With the Strong Customer Authentication (SCA) deadline looming in September, the mandate by the European Banking Authority requiring “strong customer authentication” for all electronic payments over €10 is causing banks to play catch-up.
Despite the compliance deadline being set back in 2015, many banks that offer application programming interfaces (APIs) to third-party providers and FinTech firms are still unprepared for SCA.
Merchant partners are also getting up to speed. The SCA mandate could cost them more than $75 billion in sales, especially as fraud protection becomes more critical than ever and PSD2 creates more transparency in the banking world. Yet only 40 percent of merchants in the European Union (EU) state they will be ready by September 2019, while another 44 percent report that they will be prepared only when it becomes active, according to the latest PSD2 Tracker.
SCA is intended to make online transactions safer for consumers. But some worry it could add friction and possibly result in fewer online sales.
Regulations can build trust and goodwill, though. Roughly one-third (36 percent) of U.K. consumers trust companies more under GDPR, according to the PSD2 Tracker.
The European Banking Authority recently announced it might provide extensions on a “exceptional basis” only.
Banks Competing with FinTechs
Under PSD2, banks are required to develop API portals to share customer data with third parties. This has forced banks to compete with FinTech firms as open banking expands. It also means FinTechs can create and offer the same products and services as those provided by legacy financial institutions (FIs).
Markos Zachariadis, associate professor of management and information systems at Warwick Business School, told PYMNTS in an interview, “The third parties will [then] have a lot of the information that we hold [and give] to the end customers. This could be a fundamentally huge shift in how a bank makes money, as they will have to compete with newer firms.”
Sharing customer data doesn’t just raise levels of competition, it also erodes banks’ exclusive customer relationships. Loyalty may go out the window, if consumers no longer need to access products through banks’ branded offerings.
Open banking doesn’t just provide opportunities for third parties, it also potentially appeals to cybercriminals. “The financial responsibility for a breach falls on banks even if it was a FinTech or third-party that was hacked. That’s one of the biggest discussions right now in open banking — the security and liability issue,” Zachariadis said.
Consumer Data Protections Beyond Europe
GDPR and PSD2 have been an inspiration toward open banking and data protection regulations beyond Europe’s borders. PSD2’s impact in Europe has not gone unnoticed by regulators in other areas of the world.

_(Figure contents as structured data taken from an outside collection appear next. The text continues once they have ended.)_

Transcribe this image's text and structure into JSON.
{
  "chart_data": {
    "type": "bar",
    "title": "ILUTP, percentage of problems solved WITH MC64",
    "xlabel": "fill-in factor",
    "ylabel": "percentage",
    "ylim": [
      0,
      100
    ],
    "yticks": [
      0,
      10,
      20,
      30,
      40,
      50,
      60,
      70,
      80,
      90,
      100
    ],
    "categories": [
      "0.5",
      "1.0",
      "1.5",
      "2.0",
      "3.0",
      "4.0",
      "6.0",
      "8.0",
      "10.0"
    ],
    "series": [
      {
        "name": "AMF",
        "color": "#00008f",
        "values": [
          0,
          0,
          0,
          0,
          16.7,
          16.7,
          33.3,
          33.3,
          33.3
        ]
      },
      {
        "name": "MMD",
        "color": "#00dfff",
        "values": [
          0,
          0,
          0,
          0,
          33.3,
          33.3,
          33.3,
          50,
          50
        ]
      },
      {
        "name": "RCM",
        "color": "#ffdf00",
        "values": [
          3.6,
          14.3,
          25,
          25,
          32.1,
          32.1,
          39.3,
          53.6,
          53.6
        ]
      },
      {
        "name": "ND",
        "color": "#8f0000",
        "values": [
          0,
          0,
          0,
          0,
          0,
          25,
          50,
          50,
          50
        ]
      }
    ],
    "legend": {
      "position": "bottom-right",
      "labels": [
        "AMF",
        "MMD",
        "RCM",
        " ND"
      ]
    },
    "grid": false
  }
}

In Asia, regulatory bodies in Hong Kong and Singapore are using the PSD2 regulation as a template for their own data transparency innovations. These countries are innovating their online banking systems, developing new ways to treat data and online money movement with a new regulatory framework.
The Hong Kong Monetary Authority (HKMA) unveiled the Open API framework in early 2018, officially launched it in January and is rolling it out in phases that focus on things like credit charge limits, payments, transfers and new applications.
The Monetary Authority of Singapore (MAS) is taking a more measured approach. As banks and FinTechs revamp data sharing and digital payments, Singaporean banks will adapt measures to suit their needs without an official regulatory push. The idea that the country’s banks will begin to embrace data sharing when they see the benefits of open banking in other markets is more organic than regimented.
In the U.S., tech companies like Microsoft have been calling for a GDPR-like data privacy measure in the U.S. that would place the burden of data management on tech companies rather than consumers while allowing users to have more choice and better privacy regarding their data.
“Now it is time for Congress to take inspiration from the rest of the world and enact federal legislation that extends the privacy protections in GDPR to citizens in the United States,” said Microsoft's corporate VP and deputy general counsel, Julie Brill, on the company’s blog.
Some are concerned about self-regulation in the tech industry and whether or not new antitrust laws may be needed in an era where platforms dominate globally and where data privacy is increasingly scrutinized.
There have been no federal mandates in the U.S., so California passed the California Consumer Privacy Act (CCPA), which goes into effect on January 1, 2020.
According to the PSD2 Tracker, a little over half (55 percent) of companies plan to comply with the California Consumer Protection Act by its January 2020 deadline. It remains to be seen how the other 45 percent plan to handle it.